Zuidoost-Azië valt in zijn geheel binnen de tropische en subtropische klimaatzones, en een groot deel ervan ontvangt een aanzienlijke jaarlijkse hoeveelheid neerslag. Het is onderhevig aan een uitgebreid en regelmatig moessonachtig weersysteem (d.w.z. een systeem waarbij de heersende winden om de zes maanden van richting veranderen) dat in het grootste deel van de regio uitgesproken natte en droge perioden veroorzaakt. Het landschap van Zuidoost-Azië wordt gekenmerkt door drie met elkaar verweven fysische elementen: bergketens, vlakten en plateaus, en water in de vorm van zowel ondiepe zeeën als uitgebreide afwateringssystemen. Van deze elementen hebben de rivieren waarschijnlijk de grootste historische en culturele betekenis gehad, want de waterwegen hebben op beslissende wijze de vormen van nederzetting en landbouw gevormd, fundamentele politieke en economische patronen bepaald, en de aard van het wereldbeeld en het kenmerkende culturele syncretisme van de Zuidoost-Aziaten helpen bepalen. Het is ook van groot belang geweest dat Zuidoost-Azië, de gemakkelijkst toegankelijke tropische regio ter wereld, strategisch gelegen is aan de zeepassage tussen Oost-Azië en de Midden-Oosten-mediterrane wereld.

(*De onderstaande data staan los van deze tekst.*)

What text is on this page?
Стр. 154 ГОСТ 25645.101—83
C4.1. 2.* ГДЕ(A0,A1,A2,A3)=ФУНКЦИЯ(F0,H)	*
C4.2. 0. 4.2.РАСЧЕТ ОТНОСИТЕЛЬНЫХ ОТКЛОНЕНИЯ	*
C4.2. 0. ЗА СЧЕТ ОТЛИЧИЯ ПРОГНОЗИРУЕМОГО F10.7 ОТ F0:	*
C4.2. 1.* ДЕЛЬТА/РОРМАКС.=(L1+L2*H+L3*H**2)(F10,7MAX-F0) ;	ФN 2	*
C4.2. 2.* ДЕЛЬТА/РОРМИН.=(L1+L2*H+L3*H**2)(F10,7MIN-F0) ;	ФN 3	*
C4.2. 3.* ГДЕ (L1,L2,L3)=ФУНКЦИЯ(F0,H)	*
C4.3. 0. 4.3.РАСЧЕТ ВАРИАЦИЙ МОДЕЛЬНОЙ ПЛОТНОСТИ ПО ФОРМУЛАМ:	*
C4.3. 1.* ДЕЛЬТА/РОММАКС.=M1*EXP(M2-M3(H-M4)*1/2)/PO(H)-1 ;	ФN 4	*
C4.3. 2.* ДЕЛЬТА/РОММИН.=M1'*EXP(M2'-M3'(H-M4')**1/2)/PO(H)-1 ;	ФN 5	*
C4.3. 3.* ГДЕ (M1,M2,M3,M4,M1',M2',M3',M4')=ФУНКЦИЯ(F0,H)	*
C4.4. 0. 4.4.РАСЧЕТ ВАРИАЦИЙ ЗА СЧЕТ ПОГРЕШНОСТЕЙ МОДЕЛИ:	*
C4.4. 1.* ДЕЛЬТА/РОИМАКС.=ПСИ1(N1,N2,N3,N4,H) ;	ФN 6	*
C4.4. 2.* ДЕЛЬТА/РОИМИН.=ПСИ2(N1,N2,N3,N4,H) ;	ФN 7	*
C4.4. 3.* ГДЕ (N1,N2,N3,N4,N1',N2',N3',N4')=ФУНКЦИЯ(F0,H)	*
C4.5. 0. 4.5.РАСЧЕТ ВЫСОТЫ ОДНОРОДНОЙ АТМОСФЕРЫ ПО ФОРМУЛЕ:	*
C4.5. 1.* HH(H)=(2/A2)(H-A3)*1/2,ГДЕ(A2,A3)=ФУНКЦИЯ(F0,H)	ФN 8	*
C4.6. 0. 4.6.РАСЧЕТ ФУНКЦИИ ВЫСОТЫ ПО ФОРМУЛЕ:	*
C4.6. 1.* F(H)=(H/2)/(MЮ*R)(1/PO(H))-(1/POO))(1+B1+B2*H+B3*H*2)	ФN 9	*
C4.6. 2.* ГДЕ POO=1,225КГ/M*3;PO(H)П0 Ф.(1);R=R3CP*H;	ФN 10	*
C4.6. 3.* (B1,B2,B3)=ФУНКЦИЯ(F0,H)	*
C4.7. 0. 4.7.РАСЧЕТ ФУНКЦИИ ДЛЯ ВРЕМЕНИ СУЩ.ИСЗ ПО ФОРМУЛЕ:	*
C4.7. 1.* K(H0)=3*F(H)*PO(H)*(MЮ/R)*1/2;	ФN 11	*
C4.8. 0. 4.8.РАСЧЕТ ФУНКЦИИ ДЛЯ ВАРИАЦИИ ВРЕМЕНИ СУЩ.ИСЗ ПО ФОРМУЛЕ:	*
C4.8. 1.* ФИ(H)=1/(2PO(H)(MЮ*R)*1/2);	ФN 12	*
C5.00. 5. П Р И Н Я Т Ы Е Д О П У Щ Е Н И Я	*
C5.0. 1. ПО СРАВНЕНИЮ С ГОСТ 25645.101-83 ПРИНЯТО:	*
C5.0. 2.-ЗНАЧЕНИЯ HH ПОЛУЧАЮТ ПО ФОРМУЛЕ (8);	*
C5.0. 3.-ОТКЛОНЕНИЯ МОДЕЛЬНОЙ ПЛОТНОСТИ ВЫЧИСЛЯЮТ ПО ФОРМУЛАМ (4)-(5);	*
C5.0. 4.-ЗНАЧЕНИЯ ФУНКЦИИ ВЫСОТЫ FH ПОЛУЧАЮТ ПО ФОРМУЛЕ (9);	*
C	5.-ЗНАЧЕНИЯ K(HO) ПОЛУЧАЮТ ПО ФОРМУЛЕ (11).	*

Binnen deze brede schets is Zuidoost-Azië misschien wel de meest diverse regio op aarde. Het aantal grote en kleine ecologische niches wordt meer dan geëvenaard door een duizelingwekkende variëteit aan economische, sociale en culturele niches die Zuidoost-Aziaten voor zichzelf hebben ontwikkeld; er zijn honderden etnische groepen en talen geïdentificeerd. Onder deze omstandigheden is het vaak moeilijk om de onderliggende eenheid van de regio in het oog te houden, en het is begrijpelijk dat Zuidoost-Azië zo vaak wordt behandeld als een bonte verzameling van culturen die gewoon nergens anders thuishoren.
Zuidoost-Azië wordt echter al sinds de oudheid door zijn buren beschouwd als een regio op zich, en niet louter als een uitbreiding van hun eigen land. De Chinezen noemden het Nanyang en de Japanners Nan’yō, beide namen betekenen “Zuidzee”, en Zuid-Aziaten gebruikten termen als Suvarnabhūmi (Sanskriet: “Land van Goud”) om het gebied te beschrijven.
De moderne wetenschap heeft in toenemende mate bewijs geleverd van brede overeenkomsten die de volkeren van de regio door de tijd heen verenigen. Studies in historische linguïstiek, bijvoorbeeld, hebben gesuggereerd dat de overgrote meerderheid van de Zuidoost-Aziatische talen – zelfs veel van die talen waarvan vroeger werd aangenomen dat zij een afzonderlijke oorsprong hadden – ofwel voortkomen uit gemeenschappelijke wortels of al lang en onafscheidelijk met elkaar verweven zijn. Ondanks onvermijdelijke variatie tussen samenlevingen, kunnen gemeenschappelijke opvattingen over gender, familiestructuur, sociale hiërarchie en mobiliteit worden onderscheiden in heel het vasteland en het insulaire Zuidoost-Azië, en een in grote lijnen gemeenschappelijke commerciële en culturele erfenis is de hele regio blijven beïnvloeden gedurende verschillende millennia. Deze en andere gemeenschappelijke kenmerken hebben nog niet geleid tot een bewuste of precieze Zuidoost-Aziatische identiteit, maar ze hebben wel inhoud gegeven aan het idee van Zuidoost-Azië als een definieerbare wereldregio en hebben een kader verschaft voor de vergelijkende studie van de componenten ervan.